Du côté de Druide, autre éditeur distribué par Prologue, on se dit moins touché par la suspension des offices, car la plupart des nouveautés du printemps étaient déjà sorties. « On a annulé la publication d’un collectif qui devait paraître début avril, note l’éditrice Anne-Marie Villeneuve. On travaille sur l’automne et on espère que ça ne durera pas trop longtemps. »

Mais Marc-André Audet pense que si la crise liée au coronavirus dure trop longtemps, les acteurs plus fragiles tomberont. « Notre industrie va avoir besoin d’aide », lance le patron des Malins, dont les 10 employés viennent d’accepter une diminution de salaire, le temps de traverser la crise.

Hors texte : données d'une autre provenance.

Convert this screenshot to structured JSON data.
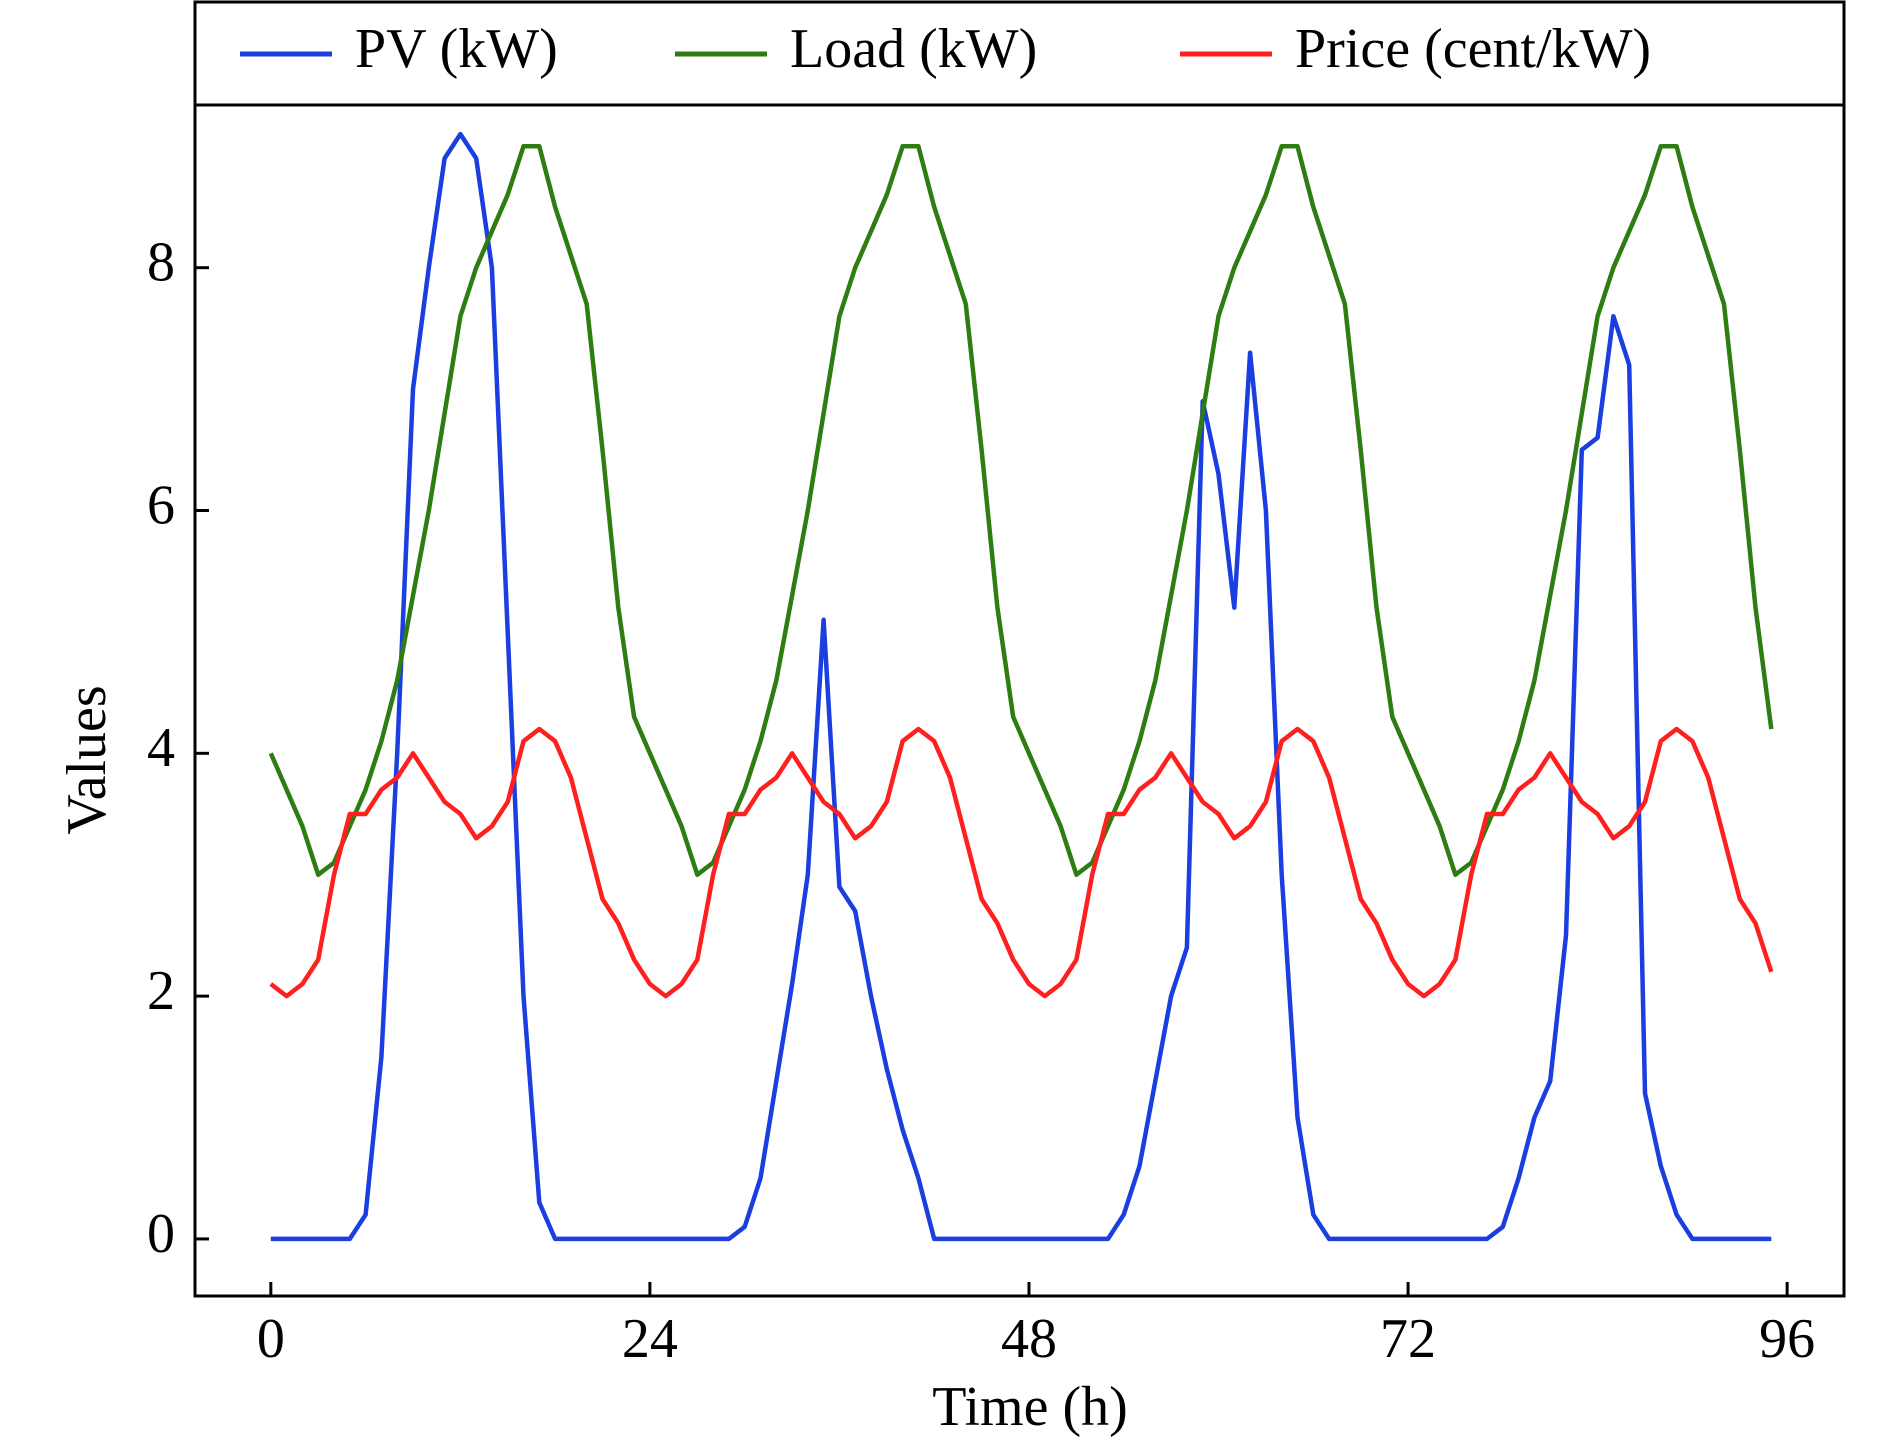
{
  "chart_data": {
    "type": "line",
    "xlabel": "Time (h)",
    "ylabel": "Values",
    "x": [
      0,
      1,
      2,
      3,
      4,
      5,
      6,
      7,
      8,
      9,
      10,
      11,
      12,
      13,
      14,
      15,
      16,
      17,
      18,
      19,
      20,
      21,
      22,
      23,
      24,
      25,
      26,
      27,
      28,
      29,
      30,
      31,
      32,
      33,
      34,
      35,
      36,
      37,
      38,
      39,
      40,
      41,
      42,
      43,
      44,
      45,
      46,
      47,
      48,
      49,
      50,
      51,
      52,
      53,
      54,
      55,
      56,
      57,
      58,
      59,
      60,
      61,
      62,
      63,
      64,
      65,
      66,
      67,
      68,
      69,
      70,
      71,
      72,
      73,
      74,
      75,
      76,
      77,
      78,
      79,
      80,
      81,
      82,
      83,
      84,
      85,
      86,
      87,
      88,
      89,
      90,
      91,
      92,
      93,
      94,
      95
    ],
    "series": [
      {
        "name": "PV (kW)",
        "color": "#1a3ee0",
        "values": [
          0,
          0,
          0,
          0,
          0,
          0,
          0.2,
          1.5,
          4.0,
          7.0,
          8.0,
          8.9,
          9.1,
          8.9,
          8.0,
          5.0,
          2.0,
          0.3,
          0,
          0,
          0,
          0,
          0,
          0,
          0,
          0,
          0,
          0,
          0,
          0,
          0.1,
          0.5,
          1.3,
          2.1,
          3.0,
          5.1,
          2.9,
          2.7,
          2.0,
          1.4,
          0.9,
          0.5,
          0,
          0,
          0,
          0,
          0,
          0,
          0,
          0,
          0,
          0,
          0,
          0,
          0.2,
          0.6,
          1.3,
          2.0,
          2.4,
          6.9,
          6.3,
          5.2,
          7.3,
          6.0,
          3.0,
          1.0,
          0.2,
          0,
          0,
          0,
          0,
          0,
          0,
          0,
          0,
          0,
          0,
          0,
          0.1,
          0.5,
          1.0,
          1.3,
          2.5,
          6.5,
          6.6,
          7.6,
          7.2,
          1.2,
          0.6,
          0.2,
          0,
          0,
          0,
          0,
          0,
          0
        ]
      },
      {
        "name": "Load (kW)",
        "color": "#2e7d12",
        "values": [
          4.0,
          3.7,
          3.4,
          3.0,
          3.1,
          3.4,
          3.7,
          4.1,
          4.6,
          5.3,
          6.0,
          6.8,
          7.6,
          8.0,
          8.3,
          8.6,
          9.0,
          9.0,
          8.5,
          8.1,
          7.7,
          6.5,
          5.2,
          4.3,
          4.0,
          3.7,
          3.4,
          3.0,
          3.1,
          3.4,
          3.7,
          4.1,
          4.6,
          5.3,
          6.0,
          6.8,
          7.6,
          8.0,
          8.3,
          8.6,
          9.0,
          9.0,
          8.5,
          8.1,
          7.7,
          6.5,
          5.2,
          4.3,
          4.0,
          3.7,
          3.4,
          3.0,
          3.1,
          3.4,
          3.7,
          4.1,
          4.6,
          5.3,
          6.0,
          6.8,
          7.6,
          8.0,
          8.3,
          8.6,
          9.0,
          9.0,
          8.5,
          8.1,
          7.7,
          6.5,
          5.2,
          4.3,
          4.0,
          3.7,
          3.4,
          3.0,
          3.1,
          3.4,
          3.7,
          4.1,
          4.6,
          5.3,
          6.0,
          6.8,
          7.6,
          8.0,
          8.3,
          8.6,
          9.0,
          9.0,
          8.5,
          8.1,
          7.7,
          6.5,
          5.2,
          4.2
        ]
      },
      {
        "name": "Price (cent/kW)",
        "color": "#ff1f1f",
        "values": [
          2.1,
          2.0,
          2.1,
          2.3,
          3.0,
          3.5,
          3.5,
          3.7,
          3.8,
          4.0,
          3.8,
          3.6,
          3.5,
          3.3,
          3.4,
          3.6,
          4.1,
          4.2,
          4.1,
          3.8,
          3.3,
          2.8,
          2.6,
          2.3,
          2.1,
          2.0,
          2.1,
          2.3,
          3.0,
          3.5,
          3.5,
          3.7,
          3.8,
          4.0,
          3.8,
          3.6,
          3.5,
          3.3,
          3.4,
          3.6,
          4.1,
          4.2,
          4.1,
          3.8,
          3.3,
          2.8,
          2.6,
          2.3,
          2.1,
          2.0,
          2.1,
          2.3,
          3.0,
          3.5,
          3.5,
          3.7,
          3.8,
          4.0,
          3.8,
          3.6,
          3.5,
          3.3,
          3.4,
          3.6,
          4.1,
          4.2,
          4.1,
          3.8,
          3.3,
          2.8,
          2.6,
          2.3,
          2.1,
          2.0,
          2.1,
          2.3,
          3.0,
          3.5,
          3.5,
          3.7,
          3.8,
          4.0,
          3.8,
          3.6,
          3.5,
          3.3,
          3.4,
          3.6,
          4.1,
          4.2,
          4.1,
          3.8,
          3.3,
          2.8,
          2.6,
          2.2
        ]
      }
    ],
    "xlim": [
      -4.8,
      99.6
    ],
    "ylim": [
      -0.47,
      9.34
    ],
    "xticks": [
      0,
      24,
      48,
      72,
      96
    ],
    "yticks": [
      0,
      2,
      4,
      6,
      8
    ],
    "grid": false,
    "legend": "top"
  }
}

Pour l’instant, les autres distributeurs comme Dimedia et Socadis poursuivent leurs activités, tout en surveillant l’évolution de la situation. « Nos sorties de livres d’avril sont maintenues », confirme Marie-Eve Provost, directrice des communications aux Éditions Robert Laffont/XO, distribuées par Socadis. « Nous maintenons aussi la sortie du nouveau Kathy Reichs le 3 avril prochain. La seule chose qui pourrait changer, c’est si les librairies ne veulent plus recevoir de nouveautés ou si elles ferment. Toutefois, nous reporterons certains titres de mai. » 

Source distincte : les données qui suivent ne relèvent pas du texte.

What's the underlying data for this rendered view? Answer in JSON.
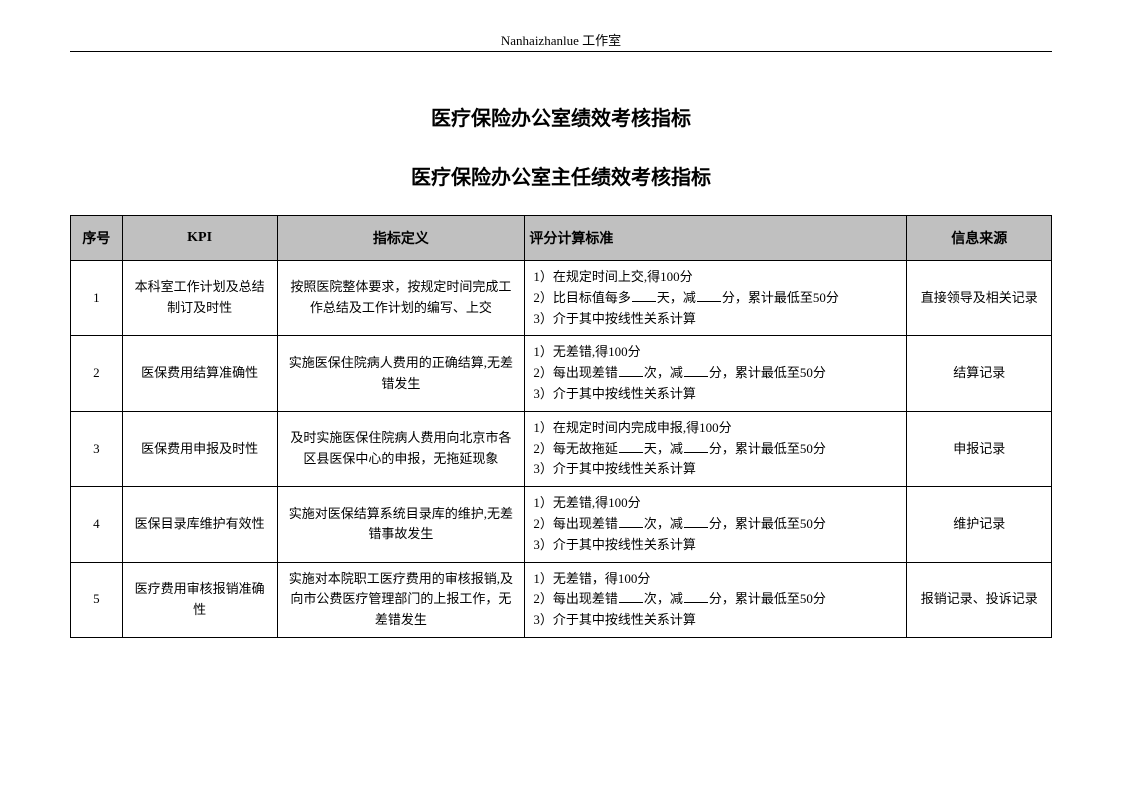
{
  "header": {
    "studio": "Nanhaizhanlue 工作室"
  },
  "titles": {
    "main": "医疗保险办公室绩效考核指标",
    "sub": "医疗保险办公室主任绩效考核指标"
  },
  "table": {
    "columns": {
      "seq": "序号",
      "kpi": "KPI",
      "def": "指标定义",
      "std": "评分计算标准",
      "src": "信息来源"
    },
    "rows": [
      {
        "seq": "1",
        "kpi": "本科室工作计划及总结制订及时性",
        "def": "按照医院整体要求，按规定时间完成工作总结及工作计划的编写、上交",
        "std_lines": [
          "1）在规定时间上交,得100分",
          "2）比目标值每多___天，减___分，累计最低至50分",
          "3）介于其中按线性关系计算"
        ],
        "src": "直接领导及相关记录"
      },
      {
        "seq": "2",
        "kpi": "医保费用结算准确性",
        "def": "实施医保住院病人费用的正确结算,无差错发生",
        "std_lines": [
          "1）无差错,得100分",
          "2）每出现差错__次，减__分，累计最低至50分",
          "3）介于其中按线性关系计算"
        ],
        "src": "结算记录"
      },
      {
        "seq": "3",
        "kpi": "医保费用申报及时性",
        "def": "及时实施医保住院病人费用向北京市各区县医保中心的申报，无拖延现象",
        "std_lines": [
          "1）在规定时间内完成申报,得100分",
          "2）每无故拖延__天，减__分，累计最低至50分",
          "3）介于其中按线性关系计算"
        ],
        "src": "申报记录"
      },
      {
        "seq": "4",
        "kpi": "医保目录库维护有效性",
        "def": "实施对医保结算系统目录库的维护,无差错事故发生",
        "std_lines": [
          "1）无差错,得100分",
          "2）每出现差错__次，减__分，累计最低至50分",
          "3）介于其中按线性关系计算"
        ],
        "src": "维护记录"
      },
      {
        "seq": "5",
        "kpi": "医疗费用审核报销准确性",
        "def": "实施对本院职工医疗费用的审核报销,及向市公费医疗管理部门的上报工作，无差错发生",
        "std_lines": [
          "1）无差错，得100分",
          "2）每出现差错__次，减__分，累计最低至50分",
          "3）介于其中按线性关系计算"
        ],
        "src": "报销记录、投诉记录"
      }
    ]
  }
}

Les messageries ADP, propriété de Québecor, n’ont pas rappelé La Presse.

#lireenchœur

Face aux nombreuses annulations des salons du livre, des causeries littéraires et des fermetures de librairies, la riposte s’organise. L’Association des libraires du Québec (ALQ) lancera ce vendredi la campagne web #lireenchœur. L’objectif : permettre aux gens en confinement d’échanger autour de la littérature sans quitter leur salon. 

PHOTO HUGO-SÉBASTIEN AUBERT, ARCHIVES LA PRESSE

Catherine Trudeau, comédienne et écrivaine

Des libraires et quelques écrivains chouchous, comme Patrick Senécal, Catherine Trudeau et Patrice Godin, ont confirmé leur participation. 

Au programme : prescriptions littéraires, vidéos et clavardage en direct tous les jours à 15 h. On annoncera prochainement le nom des illustrateurs qui ont accepté de faire du dessin en direct. Le détail se retrouvera sur le site de l’ALQ.